GUISELEY could get its own town council.
A petition for the establishment of a new sub-authority in the north-west Leeds suburb has been received by Leeds City Council, which is currently looking into the proposals.
The area covered by the potential panel has just 11,039 electors.
A new council report says the petition has been signed by 1,179 people, just above the 10 per cent needed for the plans to be acceptable for consideration.
However Guiseley and Rawdon ward Conservative Councillor Graham Latty has hit out at the proposals, saying the area does not need the “expensive luxury” of a second layer of local government which would have to be funded by the taxpayer.
He told the YEP the area’s recently established Neighbourhood Forum fulfils many of a parish council’s functions, without any added cost.
There are 32 parish and town councils within the Leeds district. Their hyper-local level decision-making powers and activities are funded by a precept added to each householder’s council tax bill.
“I don’t favour a parish council for Guiseley,” Coun Latty said. “We have just recently had the Neighbourhood Forum designated.
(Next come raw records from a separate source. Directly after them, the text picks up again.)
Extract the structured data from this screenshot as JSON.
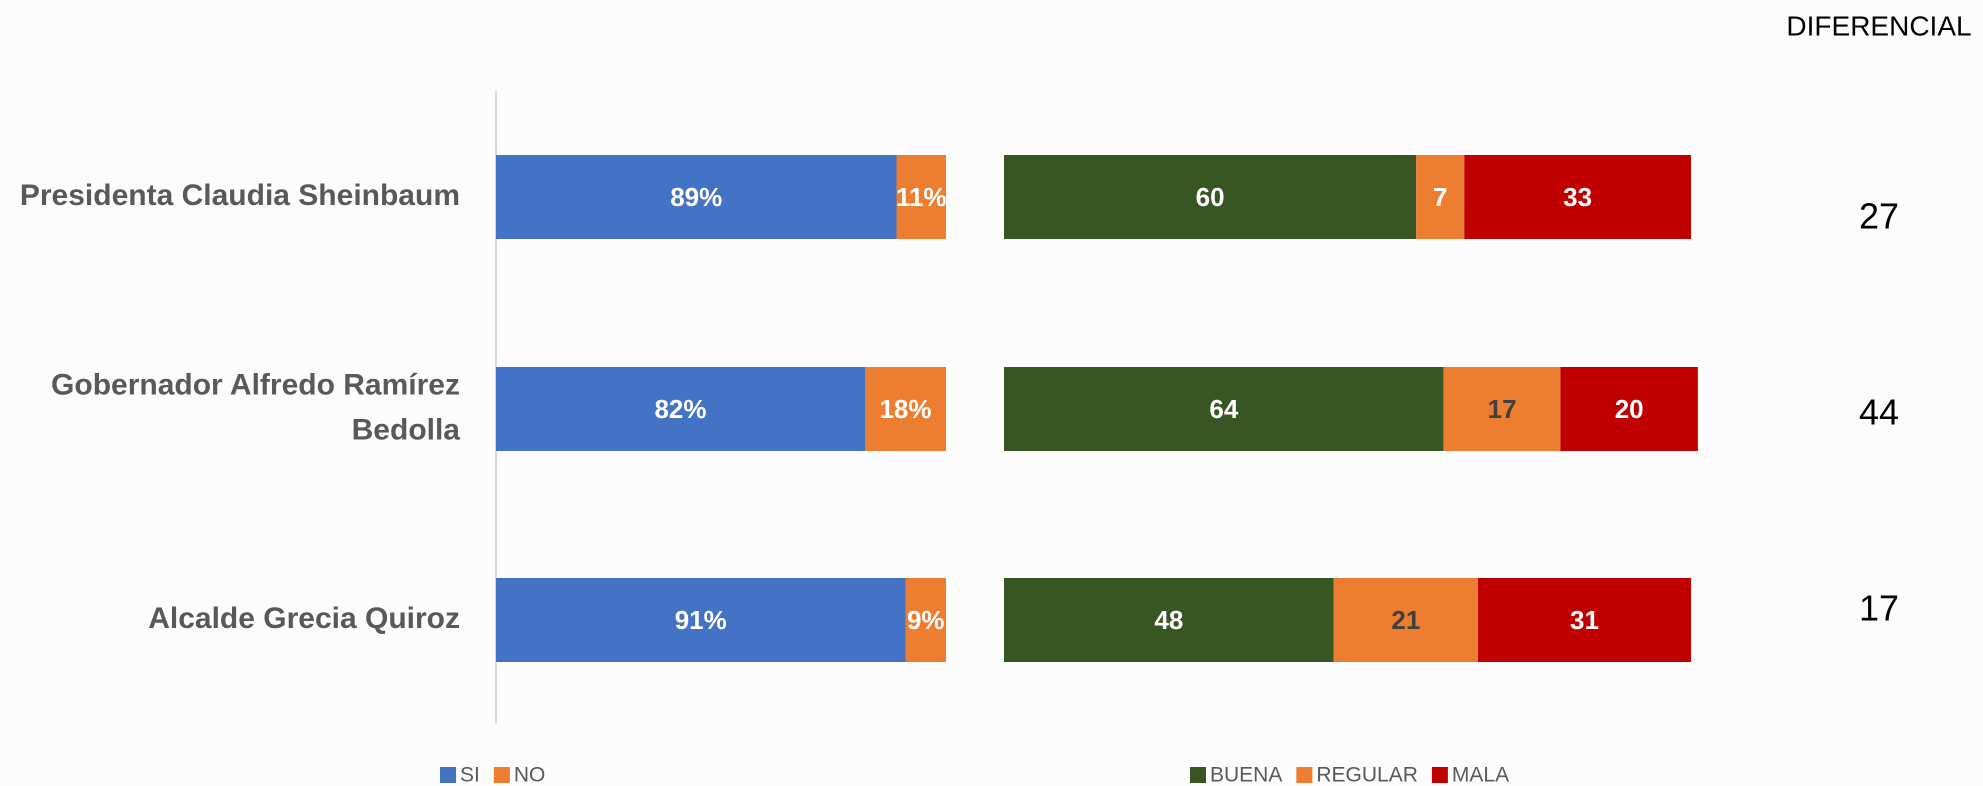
{
  "chart_data": [
    {
      "type": "stacked-bar",
      "categories": [
        "Presidenta Claudia Sheinbaum",
        "Gobernador Alfredo Ramírez Bedolla",
        "Alcalde Grecia Quiroz"
      ],
      "series": [
        {
          "name": "SI",
          "color": "#4472c4",
          "values": [
            89,
            82,
            91
          ],
          "value_labels": [
            "89%",
            "82%",
            "91%"
          ]
        },
        {
          "name": "NO",
          "color": "#ed7d31",
          "values": [
            11,
            18,
            9
          ],
          "value_labels": [
            "11%",
            "18%",
            "9%"
          ]
        }
      ],
      "xlim": [
        0,
        100
      ]
    },
    {
      "type": "stacked-bar",
      "series": [
        {
          "name": "BUENA",
          "color": "#375623",
          "values": [
            60,
            64,
            48
          ]
        },
        {
          "name": "REGULAR",
          "color": "#ed7d31",
          "values": [
            7,
            17,
            21
          ]
        },
        {
          "name": "MALA",
          "color": "#c00000",
          "values": [
            33,
            20,
            31
          ]
        }
      ],
      "xlim": [
        0,
        100
      ]
    }
  ],
  "diferencial": {
    "title": "DIFERENCIAL",
    "values": [
      27,
      44,
      17
    ]
  }
}
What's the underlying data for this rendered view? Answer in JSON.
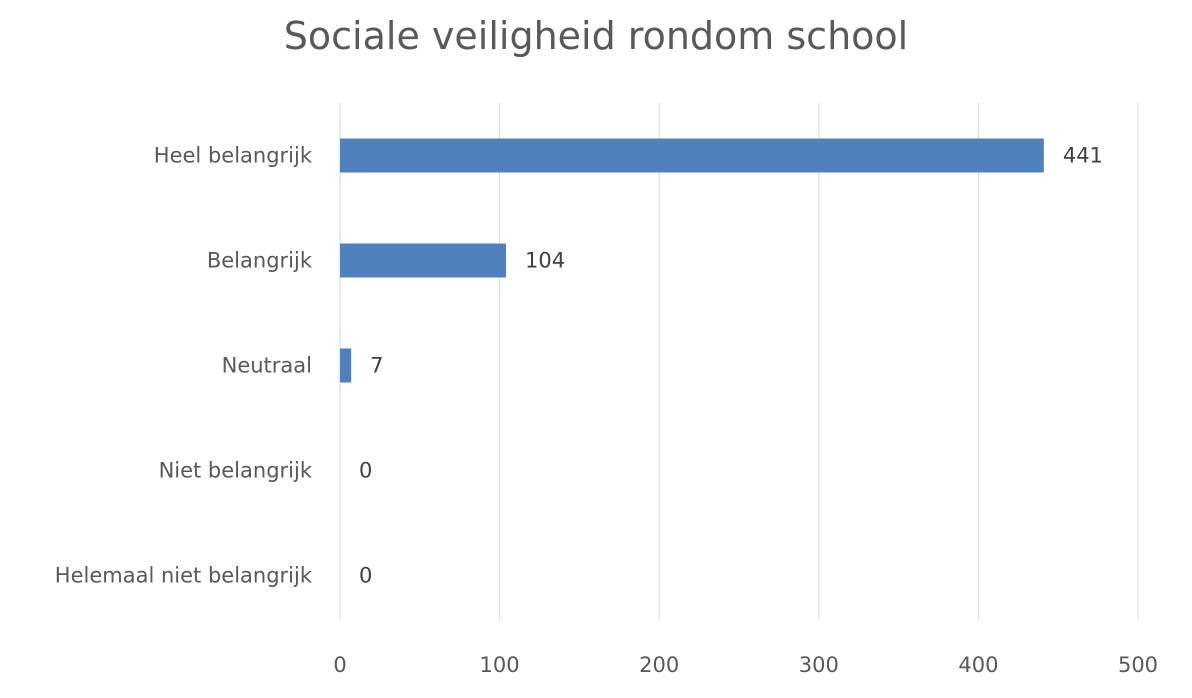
{
  "chart_data": {
    "type": "bar",
    "orientation": "horizontal",
    "title": "Sociale veiligheid rondom school",
    "categories": [
      "Heel belangrijk",
      "Belangrijk",
      "Neutraal",
      "Niet belangrijk",
      "Helemaal niet belangrijk"
    ],
    "values": [
      441,
      104,
      7,
      0,
      0
    ],
    "xlabel": "",
    "ylabel": "",
    "xlim": [
      0,
      500
    ],
    "xticks": [
      0,
      100,
      200,
      300,
      400,
      500
    ],
    "grid": true,
    "data_labels": true,
    "bar_color": "#4F81BD",
    "legend": "none"
  }
}
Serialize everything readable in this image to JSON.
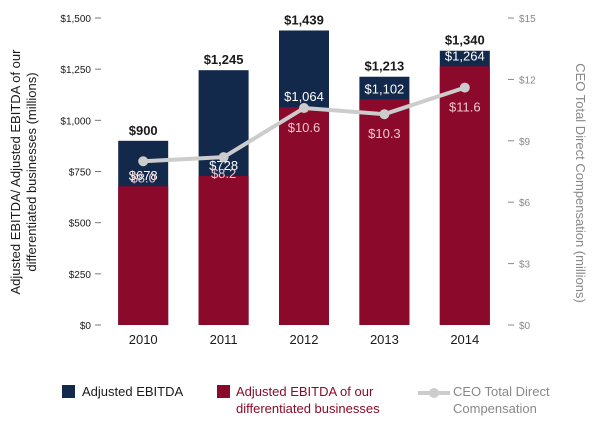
{
  "chart_data": {
    "type": "bar",
    "categories": [
      "2010",
      "2011",
      "2012",
      "2013",
      "2014"
    ],
    "series": [
      {
        "name": "Adjusted EBITDA",
        "values": [
          900,
          1245,
          1439,
          1213,
          1340
        ],
        "color": "#13294b",
        "labels": [
          "$900",
          "$1,245",
          "$1,439",
          "$1,213",
          "$1,340"
        ]
      },
      {
        "name": "Adjusted EBITDA of our differentiated businesses",
        "values": [
          678,
          728,
          1064,
          1102,
          1264
        ],
        "color": "#8b0a2b",
        "labels": [
          "$678",
          "$728",
          "$1,064",
          "$1,102",
          "$1,264"
        ]
      },
      {
        "name": "CEO Total Direct Compensation",
        "type": "line",
        "axis": "right",
        "values": [
          8.0,
          8.2,
          10.6,
          10.3,
          11.6
        ],
        "color": "#cccccc",
        "labels": [
          "$8.0",
          "$8.2",
          "$10.6",
          "$10.3",
          "$11.6"
        ]
      }
    ],
    "ylabel": "Adjusted EBITDA/ Adjusted EBITDA of our differentiated businesses (millions)",
    "ylabel_lines": [
      "Adjusted EBITDA/ Adjusted EBITDA of our",
      "differentiated businesses (millions)"
    ],
    "y2label": "CEO Total Direct Compensation (millions)",
    "ylim": [
      0,
      1500
    ],
    "y2lim": [
      0,
      15
    ],
    "yticks": [
      "$0",
      "$250",
      "$500",
      "$750",
      "$1,000",
      "$1,250",
      "$1,500"
    ],
    "y2ticks": [
      "$0",
      "$3",
      "$6",
      "$9",
      "$12",
      "$15"
    ],
    "grid": false,
    "legend_position": "bottom"
  },
  "legend": {
    "ebitda": "Adjusted EBITDA",
    "diff_line1": "Adjusted EBITDA of our",
    "diff_line2": "differentiated businesses",
    "ceo_line1": "CEO Total Direct",
    "ceo_line2": "Compensation"
  }
}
This draws up the neighbourhood plan, and a parish council can do the same. But once the designation has taken place, they cannot.
“This is one of the things that would be a waste of time. The general remit [of a neighbourhood forum] would fulfil some of the functions without having to pay the precept on your council tax.”
He said there was a danger of the small suburb becoming “awash with councillors”, adding that he believes the idea is “being pushed by the Guiseley Labour party” for political rather than practical reasons.
Councillor Peter Gruen, deputy leader of Leeds City Council, slammed councillor Latty’s comments as “nonsense”.
“We are reacting to [the wishes] of more than 10 per cent of electors in Guiseley, in excess of the percentage needed to trigger such a request,” he said. “If he is saying they are all Labour members, can he please give me their names and addresses?”
He stressed the plans were at a preliminary stage and would soon be released for consultation.